Zentrum für Entwicklungsstörungen, Dresden, Germany.
J Intellect Disabil Res. 2021 Dec;65(12):1110. doi: 10.1111/jir.12899.
Mentally ill children with intellectual disabilities do not always receive the services they need for effective change at psychiatric hospitals, as their verbal limitations render standard procedures in diagnostics and therapy difficult or impossible, as their ability to transfer insights acquired in one setting to another is impaired and as their families and caretakers are often overwhelmed by their needs. This is why an integral vision for children with intellectual disabilities is presented. Drawing on three case reports, it is highlighted how an interdisciplinary approach, a changed hospital set-up and constant interplay between therapy and pedagogy, between services to the child and to its caregivers can help overcome these difficulties.
Case reports.
Some children risk being mistakenly treated as intellectually disabled. If testing reveals, for example, autism with a mild learning disability, psychoeducation and the pedagogical training for (special school) personnel can help prevent underachievement and bring about a setting that can help the child flourish. Both sensitive care and pedagogical intervention that fit the developmental age of severely intellectually disabled children can prevent their receiving sedatives to treat aggressive behaviour. Substantial and lasting shifts in mood, even happiness can result if parents and caregivers get the pedagogical training and the assistance they need to take care of their children. Reliable and well-structured pedagogical training and environments can enhance and often substitute for unavailable therapeutic interventions for this specific group. With some profound intellectually and multiply disabled children, beginning medical treatment at home may not be safe. The (in)effectiveness of specific psychiatric medications needs to be monitored by observations however. For reliable results with intellectually disabled children, a clinical setting that resembles their everyday life is needed.

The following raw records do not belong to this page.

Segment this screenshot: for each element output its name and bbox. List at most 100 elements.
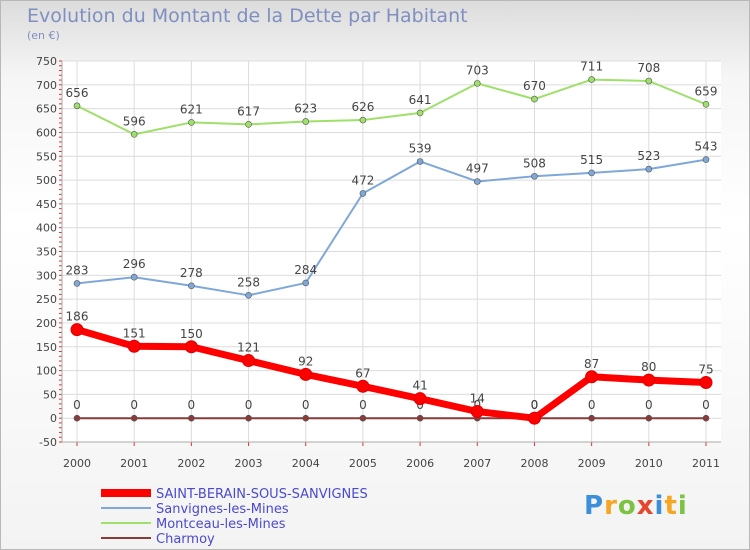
data-point bbox=[416, 414, 424, 422]
data-point bbox=[588, 169, 595, 177]
data-point bbox=[702, 101, 710, 108]
data-point bbox=[184, 340, 198, 354]
data-point bbox=[645, 414, 653, 422]
data-label: 703 bbox=[466, 63, 489, 77]
data-point bbox=[473, 178, 481, 185]
x-tick-label: 2010 bbox=[635, 457, 663, 470]
data-label: 0 bbox=[588, 398, 596, 412]
data-point bbox=[302, 279, 310, 287]
data-label: 80 bbox=[641, 360, 656, 374]
data-label: 186 bbox=[66, 310, 89, 324]
x-tick-label: 2008 bbox=[520, 457, 548, 470]
data-label: 0 bbox=[416, 398, 424, 412]
data-label: 659 bbox=[695, 84, 718, 98]
data-point bbox=[585, 370, 599, 384]
logo-letter: x bbox=[636, 491, 655, 521]
data-point bbox=[130, 131, 138, 138]
x-tick-label: 2007 bbox=[463, 457, 491, 470]
data-point bbox=[73, 414, 81, 422]
data-label: 711 bbox=[580, 60, 603, 74]
data-point bbox=[702, 414, 710, 422]
y-tick-label: 350 bbox=[36, 246, 57, 259]
x-tick-label: 2009 bbox=[578, 457, 606, 470]
logo-letter: t bbox=[664, 491, 678, 521]
data-point bbox=[645, 165, 653, 173]
data-label: 543 bbox=[695, 140, 718, 154]
data-point bbox=[531, 95, 538, 103]
data-label: 121 bbox=[237, 341, 260, 355]
y-tick-label: 200 bbox=[36, 317, 57, 330]
x-tick-label: 2005 bbox=[349, 457, 377, 470]
data-label: 508 bbox=[523, 156, 546, 170]
x-tick-label: 2000 bbox=[63, 457, 91, 470]
data-label: 150 bbox=[180, 327, 203, 341]
data-point bbox=[245, 121, 252, 128]
legend-label: Charmoy bbox=[156, 532, 215, 547]
y-tick-label: -50 bbox=[39, 436, 57, 449]
data-label: 0 bbox=[359, 398, 367, 412]
data-label: 0 bbox=[531, 398, 539, 412]
data-label: 151 bbox=[123, 326, 146, 340]
x-tick-label: 2003 bbox=[235, 457, 263, 470]
data-label: 0 bbox=[188, 398, 196, 412]
x-tick-label: 2004 bbox=[292, 457, 320, 470]
data-point bbox=[73, 102, 81, 110]
data-label: 626 bbox=[351, 100, 374, 114]
data-label: 258 bbox=[237, 275, 260, 289]
y-tick-label: 550 bbox=[36, 150, 57, 163]
logo-letter: P bbox=[584, 491, 605, 521]
data-point bbox=[302, 118, 310, 125]
data-point bbox=[73, 280, 81, 287]
data-label: 67 bbox=[355, 366, 370, 380]
proxiti-logo: Proxiti bbox=[584, 491, 688, 521]
x-tick-label: 2011 bbox=[692, 457, 720, 470]
data-label: 0 bbox=[245, 398, 253, 412]
y-tick-label: 700 bbox=[36, 79, 57, 92]
data-point bbox=[588, 76, 595, 83]
data-point bbox=[699, 375, 713, 389]
data-point bbox=[702, 156, 710, 163]
data-label: 87 bbox=[584, 357, 599, 371]
data-point bbox=[70, 323, 84, 337]
data-label: 0 bbox=[645, 398, 653, 412]
data-point bbox=[359, 414, 367, 422]
data-label: 14 bbox=[470, 392, 485, 406]
data-label: 0 bbox=[531, 398, 539, 412]
data-label: 623 bbox=[294, 101, 317, 115]
data-label: 278 bbox=[180, 266, 203, 280]
data-point bbox=[302, 414, 310, 422]
y-tick-label: 300 bbox=[36, 269, 57, 282]
data-point bbox=[416, 109, 424, 117]
data-label: 617 bbox=[237, 104, 260, 118]
data-point bbox=[188, 414, 195, 422]
data-point bbox=[130, 273, 138, 281]
series-line-1 bbox=[76, 158, 707, 297]
series-line-2 bbox=[76, 78, 707, 136]
chart-unit: (en €) bbox=[27, 29, 60, 42]
data-label: 296 bbox=[123, 257, 146, 271]
chart-title: Evolution du Montant de la Dette par Hab… bbox=[27, 5, 468, 27]
data-point bbox=[645, 77, 653, 85]
x-tick-label: 2002 bbox=[177, 457, 205, 470]
legend-label: Montceau-les-Mines bbox=[156, 517, 286, 532]
data-label: 41 bbox=[412, 379, 427, 393]
y-tick-label: 400 bbox=[36, 222, 57, 235]
y-tick-label: 750 bbox=[36, 55, 57, 68]
data-label: 283 bbox=[66, 263, 89, 277]
data-point bbox=[245, 292, 252, 299]
data-label: 641 bbox=[409, 93, 432, 107]
data-label: 0 bbox=[73, 398, 81, 412]
y-tick-label: 600 bbox=[36, 126, 57, 139]
data-label: 0 bbox=[302, 398, 310, 412]
logo-letter: r bbox=[604, 491, 618, 521]
data-point bbox=[127, 339, 141, 353]
logo-letter: o bbox=[617, 491, 637, 521]
data-label: 75 bbox=[698, 362, 713, 376]
x-tick-label: 2006 bbox=[406, 457, 434, 470]
data-point bbox=[130, 414, 138, 422]
data-point bbox=[413, 392, 427, 406]
logo-letter: i bbox=[654, 491, 665, 521]
y-tick-label: 0 bbox=[50, 412, 57, 425]
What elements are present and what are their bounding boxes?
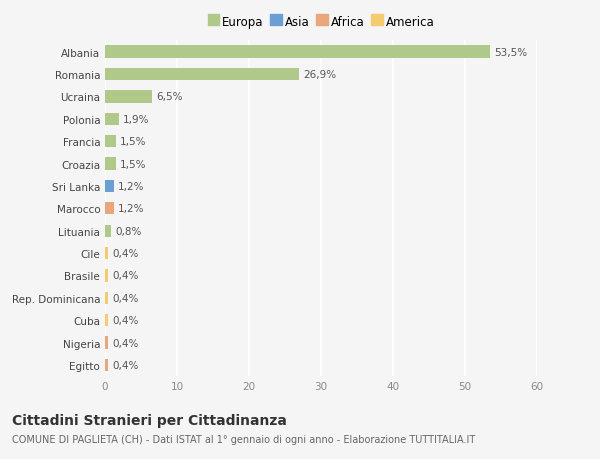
Text: 0,4%: 0,4% xyxy=(112,248,139,258)
Text: 6,5%: 6,5% xyxy=(156,92,182,102)
Text: 0,4%: 0,4% xyxy=(112,271,139,281)
Text: COMUNE DI PAGLIETA (CH) - Dati ISTAT al 1° gennaio di ogni anno - Elaborazione T: COMUNE DI PAGLIETA (CH) - Dati ISTAT al … xyxy=(12,434,475,444)
Legend: Europa, Asia, Africa, America: Europa, Asia, Africa, America xyxy=(205,14,437,31)
Text: 26,9%: 26,9% xyxy=(303,70,336,80)
Bar xyxy=(105,270,108,282)
Text: 1,9%: 1,9% xyxy=(123,114,149,124)
Bar xyxy=(105,91,152,103)
Text: 53,5%: 53,5% xyxy=(494,47,527,57)
Bar xyxy=(105,158,116,170)
Bar xyxy=(105,136,116,148)
Text: 1,5%: 1,5% xyxy=(120,137,146,147)
Text: 1,2%: 1,2% xyxy=(118,204,145,214)
Bar xyxy=(105,46,490,59)
Text: 0,4%: 0,4% xyxy=(112,293,139,303)
Text: 0,4%: 0,4% xyxy=(112,360,139,370)
Text: 1,5%: 1,5% xyxy=(120,159,146,169)
Bar xyxy=(105,113,119,126)
Bar xyxy=(105,203,113,215)
Text: 0,4%: 0,4% xyxy=(112,315,139,325)
Text: 0,8%: 0,8% xyxy=(115,226,142,236)
Bar xyxy=(105,337,108,349)
Bar xyxy=(105,247,108,260)
Text: 0,4%: 0,4% xyxy=(112,338,139,348)
Bar xyxy=(105,180,113,193)
Bar xyxy=(105,314,108,327)
Bar xyxy=(105,359,108,371)
Text: Cittadini Stranieri per Cittadinanza: Cittadini Stranieri per Cittadinanza xyxy=(12,413,287,427)
Bar xyxy=(105,225,111,237)
Bar xyxy=(105,69,299,81)
Bar xyxy=(105,292,108,304)
Text: 1,2%: 1,2% xyxy=(118,181,145,191)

精神障碍儿童由于智力残疾,在精神病院往往无法获得有效的治疗服务。他们的语言能力有限,导致诊断和治疗中的标准程序变得困难或不可能;他们将在一个环境中获得的洞察力转移到另一个环境的能力受损;他们的家人和照顾者常常因他们的需求而不堪重负。这就是为什么需要提出一种整体的视角来看待这些儿童。本文通过三个案例报告,强调了跨学科的方法、改变医院的设置以及治疗和教学之间的不断互动、对儿童及其照顾者的服务之间的互动如何有助于克服这些困难。
案例报告。
一些儿童可能会被错误地视为智力残疾而得不到治疗。例如,如果测试显示为轻度学习障碍自闭症,那么心理教育和对(特殊学校)人员的教学培训可以帮助预防学业不良,并创造一个有利于儿童发展的环境。对严重智力残疾儿童的敏感护理和适合其发展年龄的教学干预可以防止他们因行为攻击而接受镇静剂治疗。如果父母和照顾者得到他们所需的教学培训和帮助来照顾他们的孩子,他们的情绪,甚至是幸福感都会有很大的改善。可靠和结构良好的教学培训和环境可以增强并常常替代针对这一特定群体的治疗干预。对于一些严重智力和多重残疾的儿童,在家中开始进行医疗治疗可能不安全。然而,需要通过观察来监测特定精神药物的治疗效果。对于智力残疾儿童,需要一个类似他们日常生活的临床环境来获得可靠的结果。